Saturday, May 3, 2008

An Entry From My Dromediary About POT and MOS

Commodities are clearly in the midst of a bull market. On a daily basis, we're being deluged with stories of rising gasoline prices, rice shortages, soaring demand for steel, etc. These high prices will certainly encourage the development of new supply in time. A nearer-term impact will be product substitution when feasible. If steak costs too much, buy chicken instead. If the price of rice is too high, substitute potato. If the cost of cocoa soars.....bad example. I'm still buying cocoa.

The following example of the substitution effect is from a recent article in the Financial Times. It has me seriously thinking of swapping my Accord for some sled dogs.

Farmers in the Indian state of Rajasthan are rediscovering the humble camel.

As the cost of running gas-guzzling tractors soars, even-toed ungulates are making a comeback, raising hopes that a fall in the population of the desert state’s signature animal can be reversed.

“It’s excellent for the camel population if the price of oil continues to go up because demand for camels will also go up,” says Ilse Köhler-Rollefson of the League for Pastoral Peoples and Endogenous Livestock Development. “Two years ago, a camel cost little more than a goat, which is nothing. The price has since trebled.”

The shift comes not a moment too soon for a national camel population that has fallen more than 50 per cent over the past decade, to about 450,000, according to government figures.

Market prices for these “ships of the desert”, which crashed with the growing affordability of motorised transport, are rising again as oil prices soar.

A sturdy male with a life expectancy of 60-80 years now fetches up to Rs40,000 ($973), compared to Rs5,000-Rs10,000 three years ago, according to Hanuwant Singh of the Lokhit Pashu-Palak Sansthan, a non-profit welfare organisation for livestock keepers. Entry-level tractors cost around $4,000.

As far as I know, there are no camel futures or ETFs, and I'm not suggesting you mail order a caravan of camels in the hope of reselling them for a tidy profit . Remember, you have to pay for shipping, feed them, and pick up after them. And then there's the spitting. Oh, the spitting!

The point, as usual with commodities, is that the end of the bull for any particular commodity will eventually come from falling demand, rising supply, or both (2 years spent getting an MBA for that insight). Product substitution is just one factor to keep an eye on. In the short-term, we're more likely to see it in the agriculture space than metals or energy, given their relative fungibility.

If you really know what you're doing and have a great handle on the fundamentals of different agricultural commodities then you can do very well in the futures market. This can also be a bit dangerous since not all crops move together and significant retracements should be expected.

My preferred way to gain exposure to the agriculture space has been through the fertilizer space, which has been enjoying and is likely to sustain favorable supply/demand fundamentals. With these firms, we don't have to worry too much about product substitution. Yes.
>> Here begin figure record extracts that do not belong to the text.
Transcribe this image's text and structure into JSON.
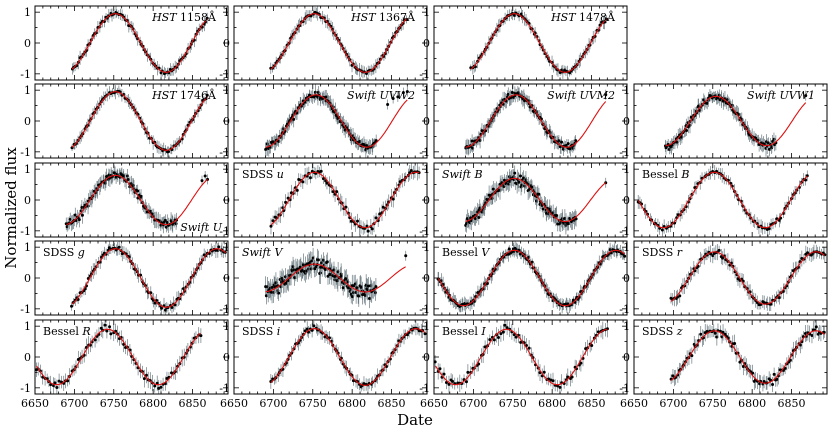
{
  "chart_data": {
    "type": "scatter",
    "xlabel": "Date",
    "ylabel": "Normalized flux",
    "xlim": [
      6650,
      6895
    ],
    "ylim": [
      -1.2,
      1.2
    ],
    "xticks": [
      "6650",
      "6700",
      "6750",
      "6800",
      "6850"
    ],
    "yticks": [
      "1",
      "0",
      "-1"
    ],
    "model": {
      "description": "sinusoid",
      "period_days": 129,
      "peak_date": 6752,
      "amplitude": 0.95,
      "color": "#dd1111"
    },
    "panels": [
      {
        "id": "hst1158",
        "row": 0,
        "col": 0,
        "label_italic": "HST",
        "label_roman": " 1158Å",
        "label_pos": "top-right",
        "x_start": 6697,
        "x_end": 6869,
        "n": 85,
        "scatter": 0.05,
        "amp": 0.95,
        "phase_shift": 0
      },
      {
        "id": "hst1367",
        "row": 0,
        "col": 1,
        "label_italic": "HST",
        "label_roman": " 1367Å",
        "label_pos": "top-right",
        "x_start": 6697,
        "x_end": 6869,
        "n": 85,
        "scatter": 0.05,
        "amp": 0.95,
        "phase_shift": 0
      },
      {
        "id": "hst1478",
        "row": 0,
        "col": 2,
        "label_italic": "HST",
        "label_roman": " 1478Å",
        "label_pos": "top-right",
        "x_start": 6697,
        "x_end": 6869,
        "n": 85,
        "scatter": 0.05,
        "amp": 0.95,
        "phase_shift": 0
      },
      {
        "id": "hst1746",
        "row": 1,
        "col": 0,
        "label_italic": "HST",
        "label_roman": " 1746Å",
        "label_pos": "top-right",
        "x_start": 6697,
        "x_end": 6869,
        "n": 85,
        "scatter": 0.05,
        "amp": 0.95,
        "phase_shift": 0
      },
      {
        "id": "swift_uvw2",
        "row": 1,
        "col": 1,
        "label_italic": "Swift UVW2",
        "label_roman": "",
        "label_pos": "top-right",
        "x_start": 6690,
        "x_end": 6830,
        "n": 140,
        "scatter": 0.09,
        "amp": 0.85,
        "phase_shift": 2,
        "extra_points": [
          [
            6845,
            0.6
          ],
          [
            6852,
            0.75
          ],
          [
            6858,
            0.85
          ],
          [
            6865,
            0.9
          ],
          [
            6870,
            0.95
          ]
        ]
      },
      {
        "id": "swift_uvm2",
        "row": 1,
        "col": 2,
        "label_italic": "Swift UVM2",
        "label_roman": "",
        "label_pos": "top-right",
        "x_start": 6690,
        "x_end": 6830,
        "n": 120,
        "scatter": 0.09,
        "amp": 0.85,
        "phase_shift": 2,
        "extra_points": [
          [
            6868,
            0.85
          ]
        ]
      },
      {
        "id": "swift_uvw1",
        "row": 1,
        "col": 3,
        "label_italic": "Swift UVW1",
        "label_roman": "",
        "label_pos": "top-right",
        "x_start": 6690,
        "x_end": 6830,
        "n": 120,
        "scatter": 0.1,
        "amp": 0.8,
        "phase_shift": 2,
        "extra_points": [
          [
            6868,
            0.85
          ]
        ]
      },
      {
        "id": "swift_u",
        "row": 2,
        "col": 0,
        "label_italic": "Swift U",
        "label_roman": "",
        "label_pos": "bottom-right",
        "x_start": 6690,
        "x_end": 6830,
        "n": 110,
        "scatter": 0.12,
        "amp": 0.8,
        "phase_shift": 0,
        "extra_points": [
          [
            6862,
            0.6
          ],
          [
            6866,
            0.75
          ],
          [
            6869,
            0.7
          ]
        ]
      },
      {
        "id": "sdss_u",
        "row": 2,
        "col": 1,
        "label_italic": "u",
        "label_roman": "SDSS ",
        "label_italic_after": true,
        "label_pos": "top-left",
        "x_start": 6697,
        "x_end": 6885,
        "n": 80,
        "scatter": 0.12,
        "amp": 0.9,
        "phase_shift": 0
      },
      {
        "id": "swift_b",
        "row": 2,
        "col": 2,
        "label_italic": "Swift B",
        "label_roman": "",
        "label_pos": "top-left",
        "x_start": 6690,
        "x_end": 6830,
        "n": 130,
        "scatter": 0.15,
        "amp": 0.7,
        "phase_shift": 0,
        "extra_points": [
          [
            6868,
            0.6
          ]
        ]
      },
      {
        "id": "bessel_b",
        "row": 2,
        "col": 3,
        "label_italic": "B",
        "label_roman": "Bessel ",
        "label_italic_after": true,
        "label_pos": "top-left",
        "x_start": 6655,
        "x_end": 6870,
        "n": 85,
        "scatter": 0.06,
        "amp": 0.9,
        "phase_shift": 0
      },
      {
        "id": "sdss_g",
        "row": 3,
        "col": 0,
        "label_italic": "g",
        "label_roman": "SDSS ",
        "label_italic_after": true,
        "label_pos": "top-left",
        "x_start": 6697,
        "x_end": 6892,
        "n": 95,
        "scatter": 0.08,
        "amp": 0.95,
        "phase_shift": 0
      },
      {
        "id": "swift_v",
        "row": 3,
        "col": 1,
        "label_italic": "Swift V",
        "label_roman": "",
        "label_pos": "top-left",
        "x_start": 6690,
        "x_end": 6830,
        "n": 140,
        "scatter": 0.22,
        "amp": 0.45,
        "phase_shift": 0,
        "extra_points": [
          [
            6868,
            0.7
          ]
        ]
      },
      {
        "id": "bessel_v",
        "row": 3,
        "col": 2,
        "label_italic": "V",
        "label_roman": "Bessel ",
        "label_italic_after": true,
        "label_pos": "top-left",
        "x_start": 6655,
        "x_end": 6892,
        "n": 170,
        "scatter": 0.07,
        "amp": 0.9,
        "phase_shift": 0
      },
      {
        "id": "sdss_r",
        "row": 3,
        "col": 3,
        "label_italic": "r",
        "label_roman": "SDSS ",
        "label_italic_after": true,
        "label_pos": "top-left",
        "x_start": 6697,
        "x_end": 6892,
        "n": 90,
        "scatter": 0.1,
        "amp": 0.85,
        "phase_shift": 0
      },
      {
        "id": "bessel_r",
        "row": 4,
        "col": 0,
        "label_italic": "R",
        "label_roman": "Bessel ",
        "label_italic_after": true,
        "label_pos": "top-left",
        "x_start": 6652,
        "x_end": 6860,
        "n": 80,
        "scatter": 0.12,
        "amp": 0.9,
        "phase_shift": -10
      },
      {
        "id": "sdss_i",
        "row": 4,
        "col": 1,
        "label_italic": "i",
        "label_roman": "SDSS ",
        "label_italic_after": true,
        "label_pos": "top-left",
        "x_start": 6697,
        "x_end": 6892,
        "n": 90,
        "scatter": 0.07,
        "amp": 0.92,
        "phase_shift": 0
      },
      {
        "id": "bessel_i",
        "row": 4,
        "col": 2,
        "label_italic": "I",
        "label_roman": "Bessel ",
        "label_italic_after": true,
        "label_pos": "top-left",
        "x_start": 6652,
        "x_end": 6870,
        "n": 80,
        "scatter": 0.12,
        "amp": 0.9,
        "phase_shift": -10
      },
      {
        "id": "sdss_z",
        "row": 4,
        "col": 3,
        "label_italic": "z",
        "label_roman": "SDSS ",
        "label_italic_after": true,
        "label_pos": "top-left",
        "x_start": 6697,
        "x_end": 6892,
        "n": 95,
        "scatter": 0.12,
        "amp": 0.85,
        "phase_shift": 0
      }
    ]
  }
}
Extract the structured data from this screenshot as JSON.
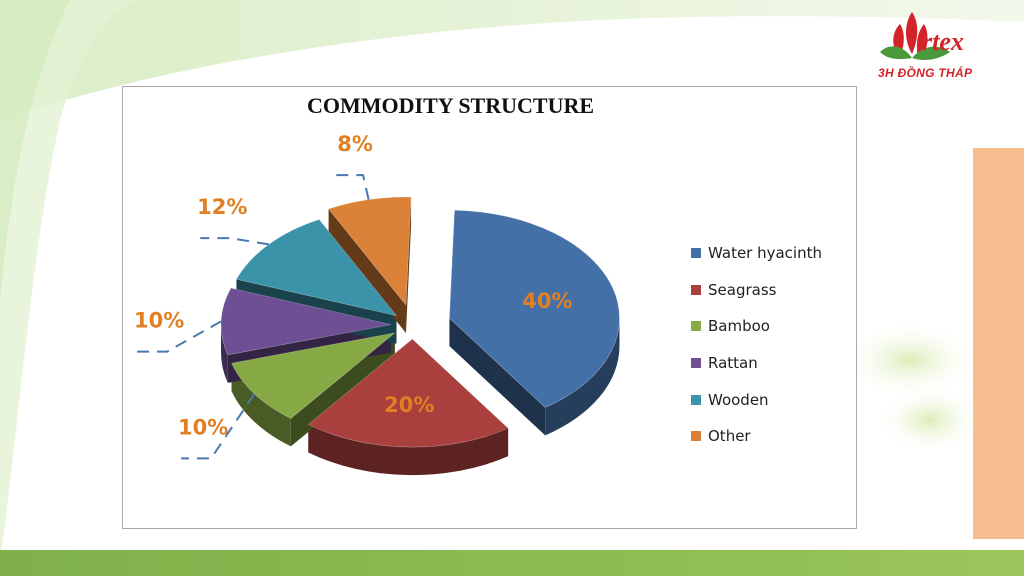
{
  "slide": {
    "logo_text": "Artex",
    "logo_subtitle": "3H ĐỒNG THÁP",
    "colors": {
      "bottom_band": "#8dbd52",
      "side_panel": "#f7bf90",
      "logo_red": "#d2232a",
      "logo_green": "#4a9a3c"
    }
  },
  "chart_data": {
    "type": "pie",
    "title": "COMMODITY STRUCTURE",
    "style": "3d-exploded",
    "legend_position": "right",
    "label_color": "#e07f24",
    "slices": [
      {
        "name": "Water hyacinth",
        "value": 40,
        "label": "40%",
        "color": "#4470a8"
      },
      {
        "name": "Seagrass",
        "value": 20,
        "label": "20%",
        "color": "#a9403d"
      },
      {
        "name": "Bamboo",
        "value": 10,
        "label": "10%",
        "color": "#86a845"
      },
      {
        "name": "Rattan",
        "value": 10,
        "label": "10%",
        "color": "#6e4f93"
      },
      {
        "name": "Wooden",
        "value": 12,
        "label": "12%",
        "color": "#3a93a9"
      },
      {
        "name": "Other",
        "value": 8,
        "label": "8%",
        "color": "#dc8238"
      }
    ]
  }
}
Different crops have different fertilizer needs, but there's nothing in the immediate future likely to totally replace potash and nitrogen use.

This past week, I added to positions in Potash (POT) and Mosaic (MOS). Both of these stocks have pulled back roughly 15% in the past 10 days as investors began rotating out of the the commodity space in general. I believe these names (and AGU which I also own) are in a secular (rather than cyclical) bull market. Their earnings growth is terrific, their valuation looking into 2009 is attractive (low double-digit P/E for both), and they're generating a ton of free cash.

Key fertilizer supply is constrained and demand continues to grow given the rising populations and dietary demands of the developing world. The rising prices of agricultural commodities is increasing the demand for fertilizers in order to maximize crop yield and also increasing the ability of farmers to pay higher fertilizer costs. These are the types of names that institutions will want to own given their fundamentals, valuation, and stock performance. This share demand support is likely to limit downside barring a significant adverse change in fertilizer supply or demand.

My strategy with these names has been to lighten as they've gone parabolic or become too large a portion of the portfolio and to add when we get these 10-20% pullbacks. A core position has been maintained regardless of price action. Should the stocks continue to fall in the coming weeks, I fully expect to keep adding.

The author currently has no camel position.